Commentary on “Four Poems from Adami”

 

     Adami, the home of my Italian family, is a very small village in the mountains above Nicastro, in Decollatura, province of Catanzaro in Calabria.  It is just north of the center of the narrowest part of the foot of the Italian boot. The mountain slopes there are thick with chestnut trees and the local, Calabrian pine (the pina calabra of the poems), part of the largest surviving forest in Europe.  My guess is that the Ananias brought their Greek name to the Gulf of St. Eufemia sometime before the 4th century B.C. during the colonization of Magna Graecia.  My last name, always an oddity in America, was part of the town at its founding.  The first adamaru, in Calabrese a native of Adami, buried under the floor of the local church was an Anania, so was the last. 

    A national road curves around the downhill side of the town. The grey stucco backs of its oldest houses—still, Anania houses—edge the roadway.  At Carmelo's house a single road, via Carducci, runs uphill past his garden toward the church, Santa Maria di Carmela, and its small square.  Two-thirds of the way up, the road divides, circles past the church and bends back down and rejoins itself.  The pavement is steep, with a heavily aggregated asphalt that crunches underfoot.  At the turn in the road, a paper notice glued like a political poster to a concrete retaining wall commemorates a family reunion.  All the names on the notice are names from my childhood and my more immediate family in Omaha.  Uphill, just below the church, the town's grandest house is the childhood home of the poet, Michele Pane (1876-1953).  A plaque on the front of the house quotes a passage about Adami from his poem to his daughter, Libertá.  Part of the appeal of that particular Pane poem for me is that it was written after his exile in America—in my family's Italian neighborhood in Omaha, then in Chicago—so the poem and the plaque connect his two worlds and mine.  In it he's telling his daughter what to look for, who to embrace when she visits Adami.  I only have ever had one photograph from Adami, a harsh pre-1920s print on stiff paper, a dark house-front on a hill with two unrecognizable, inky figures at its far corner.  I carried it with me there, stood where the camera had to have been and looked at the house and the photograph in turn.  I have no idea how I came to have it.  The house in picture is Pane's, not one of the Anania houses down the hill, and I assume one of its shadowy figures is the poet.

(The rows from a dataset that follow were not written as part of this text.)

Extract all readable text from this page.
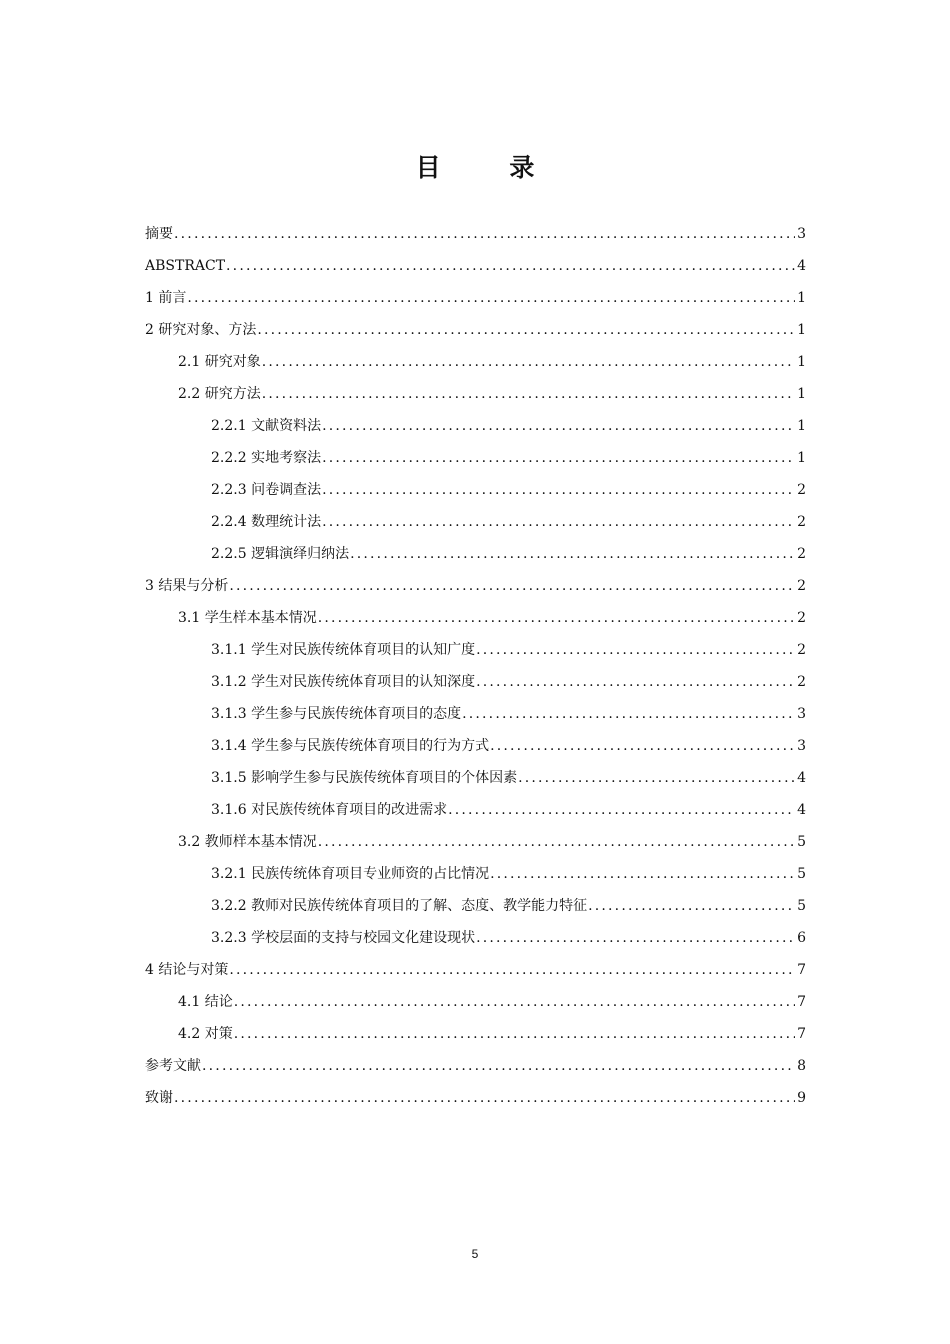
目 录
摘要 .....	3
ABSTRACT .....	4
1 前言 .....	1
2 研究对象、方法 .....	1
2.1 研究对象 .....	1
2.2 研究方法 .....	1
2.2.1 文献资料法 .....	1
2.2.2 实地考察法 .....	1
2.2.3 问卷调查法 .....	2
2.2.4 数理统计法 .....	2
2.2.5 逻辑演绎归纳法 .....	2
3 结果与分析 .....	2
3.1 学生样本基本情况 .....	2
3.1.1 学生对民族传统体育项目的认知广度 .....	2
3.1.2 学生对民族传统体育项目的认知深度 .....	2
3.1.3 学生参与民族传统体育项目的态度 .....	3
3.1.4 学生参与民族传统体育项目的行为方式 .....	3
3.1.5 影响学生参与民族传统体育项目的个体因素 .....	4
3.1.6 对民族传统体育项目的改进需求 .....	4
3.2 教师样本基本情况 .....	5
3.2.1 民族传统体育项目专业师资的占比情况 .....	5
3.2.2 教师对民族传统体育项目的了解、态度、教学能力特征 .....	5
3.2.3 学校层面的支持与校园文化建设现状 .....	6
4 结论与对策 .....	7
4.1 结论 .....	7
4.2 对策 .....	7
参考文献 .....	8
致谢 .....	9
5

     These four poems deal with my relatives there.  Carmelo is a Scalzo, but is still a cousin.  Everyone in Adami is at least a distant cousin. Filomena, Felice and Raffaele are all Ananias.   At the close of an extraordinary day among the family, we had chestnuts gathered from the mountain side roasted over the embers of Raffaele's fire on a three legged iron stand that could easily have been Roman. He took the chestnuts from the hearth and rolled them in newsprint.  The husks simply flaked off and were left curled over the day's news as we ate.  Raffaele agreed to read to us from Michele Pane's poetry, in Calabrese, the dialect in which Pane spoke and wrote and which his poems may finally help preserve.  There are linguists in Italy who argue that Neopolitan, Calabrian and Sicilian are not dialects of Italian but parts of a separate language, which has its own dialects.  The differences between standard Italian and Calabrian are great enough that the edition of Pane's selected poems, Musa Silvestra, published in Rome, is bi-lingual, on facing pages Calabrian and Italian, with an extensive Calabrian-Italian glossary following the poems.  Calabrese sounds different; it has a different stock of vowels, compressed initial consonants and a different pace, so many of the closing syllables you expect of Italian are elided.  Hearing it spoken there, not in Omaha where it has had its residence in my memory, it seemed an inherent feature of the place, earthy as the afternoon's porcini, airy and nocturnal as warm chestnuts.  Hearing Pane, whose images the landscape and the town rehearsed for me at every step while I was there, read in Calabrese, fused poem and place completely, as though each were an extension of the other “ppe tiempu e luntananzu” (“through time and distance”).